Empresários de Sintra alertam que muitos vão sucumbir se confinamento se prolongar

O presidente da Associação Empresarial de Sintra (AES), Paulo Veríssimo, destacou esta quinta-feira o esforço que tem sido feito pelos empresários do concelho para "se manterem à tona", mas alertou que muitos vão sucumbir se o confinamento se prolongar.

Em entrevista à agência Lusa, Paulo Veríssimo, também empresário no setor da restauração, confessa que têm chegado à associação muitos pedidos de ajuda para requerer os apoios que foram disponibilizados pelo Governo e que, para já, ainda não são muitos os casos que conhece de empresários que "deitaram a toalha ao chão". Contudo, teme que a situação possa agravar-se nos próximos tempos.

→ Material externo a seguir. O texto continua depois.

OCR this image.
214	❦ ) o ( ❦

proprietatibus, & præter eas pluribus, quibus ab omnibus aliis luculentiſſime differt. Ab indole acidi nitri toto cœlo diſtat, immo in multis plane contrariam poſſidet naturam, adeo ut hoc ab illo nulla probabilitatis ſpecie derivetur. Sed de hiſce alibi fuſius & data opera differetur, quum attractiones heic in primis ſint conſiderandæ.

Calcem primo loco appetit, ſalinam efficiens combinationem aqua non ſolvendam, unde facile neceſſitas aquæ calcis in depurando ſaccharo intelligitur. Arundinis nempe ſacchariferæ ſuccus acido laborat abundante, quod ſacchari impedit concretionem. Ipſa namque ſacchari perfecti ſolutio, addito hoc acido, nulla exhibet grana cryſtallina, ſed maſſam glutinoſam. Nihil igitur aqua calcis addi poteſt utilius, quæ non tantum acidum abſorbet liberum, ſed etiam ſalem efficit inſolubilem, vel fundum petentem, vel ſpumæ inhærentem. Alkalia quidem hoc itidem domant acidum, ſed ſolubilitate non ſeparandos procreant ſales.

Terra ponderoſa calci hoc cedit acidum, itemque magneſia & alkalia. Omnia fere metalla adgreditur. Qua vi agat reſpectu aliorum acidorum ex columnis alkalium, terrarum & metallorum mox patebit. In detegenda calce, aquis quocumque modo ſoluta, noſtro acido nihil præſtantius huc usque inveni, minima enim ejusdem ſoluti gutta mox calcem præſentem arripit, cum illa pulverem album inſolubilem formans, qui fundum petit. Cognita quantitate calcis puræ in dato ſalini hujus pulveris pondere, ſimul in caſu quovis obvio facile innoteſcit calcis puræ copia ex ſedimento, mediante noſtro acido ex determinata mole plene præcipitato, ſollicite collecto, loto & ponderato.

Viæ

"Por enquanto não tenho ainda relato de muitas falências, mas temos de nos lembrar que estão em vigor as moratórias e que, quando elas acabarem, é que pode vir a avalanche de efeitos, com o desemprego e falências como resultado inevitável", sublinha o presidente da AES.

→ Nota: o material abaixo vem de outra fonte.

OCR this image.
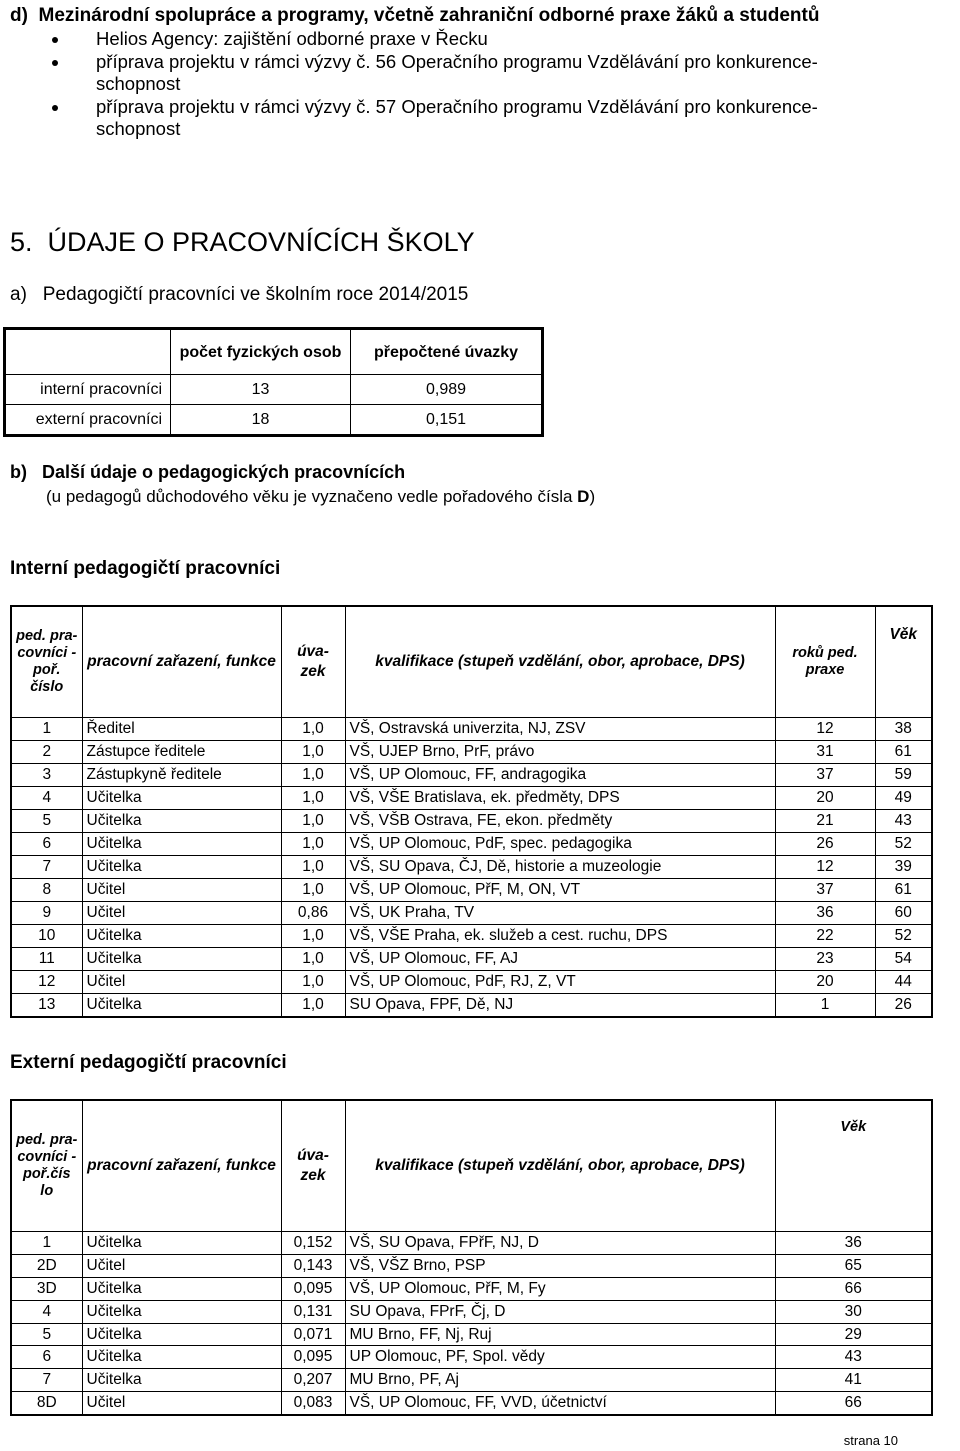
d)  Mezinárodní spolupráce a programy, včetně zahraniční odborné praxe žáků a studentů
Helios Agency: zajištění odborné praxe v Řecku
příprava projektu v rámci výzvy č. 56 Operačního programu Vzdělávání pro konkurence-
schopnost
příprava projektu v rámci výzvy č. 57 Operačního programu Vzdělávání pro konkurence-
schopnost
5.  ÚDAJE O PRACOVNÍCÍCH ŠKOLY
a)   Pedagogičtí pracovníci ve školním roce 2014/2015
	počet fyzických osob	přepočtené úvazky
interní pracovníci	13	0,989
externí pracovníci	18	0,151
b)   Další údaje o pedagogických pracovnících
(u pedagogů důchodového věku je vyznačeno vedle pořadového čísla D)
Interní pedagogičtí pracovníci
ped. pra-covníci - poř. číslo	pracovní zařazení, funkce	úva-zek	kvalifikace (stupeň vzdělání, obor, aprobace, DPS)	roků ped. praxe	Věk
1	Ředitel	1,0	VŠ, Ostravská univerzita, NJ, ZSV	12	38
2	Zástupce ředitele	1,0	VŠ, UJEP Brno, PrF, právo	31	61
3	Zástupkyně ředitele	1,0	VŠ, UP Olomouc, FF, andragogika	37	59
4	Učitelka	1,0	VŠ, VŠE Bratislava, ek. předměty, DPS	20	49
5	Učitelka	1,0	VŠ, VŠB Ostrava, FE, ekon. předměty	21	43
6	Učitelka	1,0	VŠ, UP Olomouc, PdF, spec. pedagogika	26	52
7	Učitelka	1,0	VŠ, SU Opava, ČJ, Dě, historie a muzeologie	12	39
8	Učitel	1,0	VŠ, UP Olomouc, PřF, M, ON, VT	37	61
9	Učitel	0,86	VŠ, UK Praha, TV	36	60
10	Učitelka	1,0	VŠ, VŠE Praha, ek. služeb a cest. ruchu, DPS	22	52
11	Učitelka	1,0	VŠ, UP Olomouc, FF, AJ	23	54
12	Učitel	1,0	VŠ, UP Olomouc, PdF, RJ, Z, VT	20	44
13	Učitelka	1,0	SU Opava, FPF, Dě, NJ	1	26
Externí pedagogičtí pracovníci
ped. pra-covníci - poř.čís lo	pracovní zařazení, funkce	úva-zek	kvalifikace (stupeň vzdělání, obor, aprobace, DPS)	Věk
1	Učitelka	0,152	VŠ, SU Opava, FPřF, NJ, D	36
2D	Učitel	0,143	VŠ, VŠZ Brno, PSP	65
3D	Učitelka	0,095	VŠ, UP Olomouc, PřF, M, Fy	66
4	Učitelka	0,131	SU Opava, FPrF, Čj, D	30
5	Učitelka	0,071	MU Brno, FF, Nj, Ruj	29
6	Učitelka	0,095	UP Olomouc, PF, Spol. vědy	43
7	Učitelka	0,207	MU Brno, PF, Aj	41
8D	Učitel	0,083	VŠ, UP Olomouc, FF, VVD, účetnictví	66
strana 10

Paulo Veríssimo revela que "os hotéis são quem está a viver um cenário mais complicado", muitos deles encerrados ou com ocupações residuais, enquanto a restauração tem-se reinventado. "Muitas casas têm-se reconvertido e estão a aguentar-se, mas não resistem mais um mês ou até à Páscoa. Muitos empresários estão a investir todas as economias que conseguiram nos últimos anos e, se o confinamento se prolongar por mais tempo, um mês, vão morrer antes", revela Paulo Veríssimo.

Embora não despreze a situação grave que o país atravessou no mês de janeiro, Paulo Veríssimo critica a atual falta de expectativas dadas pelo Governo quanto ao desconfinamento e reitera que os empresários necessitam de alguma previsibilidade para definirem a estratégia com que vão enfrentar os próximos desafios. "Acredito que só vão abrir depois da Páscoa e é para aí que estou a direcionar quem nos procura, mas não posso esconder que a falta de planeamento e de uma baliza temporal impede os empresários de estruturar a sua atividade e pensar a reabertura. Coisas tão simples como o que fazer, com que empregados, contratar ou despedir, são decisões que, por enquanto, não conseguimos tomar por não haver diretrizes", lamenta.

Além de criticar a "apatia" e "silêncio" do governo sobre como será feito o desconfinamento e que regras serão impostas, o empresário teme que o "fracasso" da vacinação seja usado como justificação para prolongar o atual estado de emergência. "Depois do alarido inicial, a vacinação está a correr mal e desconfio que se mantenha o país fechado para não correr riscos. Além disso, este ano vamos ter eleições autárquicas e receio bem que todas as decisões estejam também a ser tomadas em função do calendário político, preferindo-se o silêncio e não tomar decisões", nota o empresário.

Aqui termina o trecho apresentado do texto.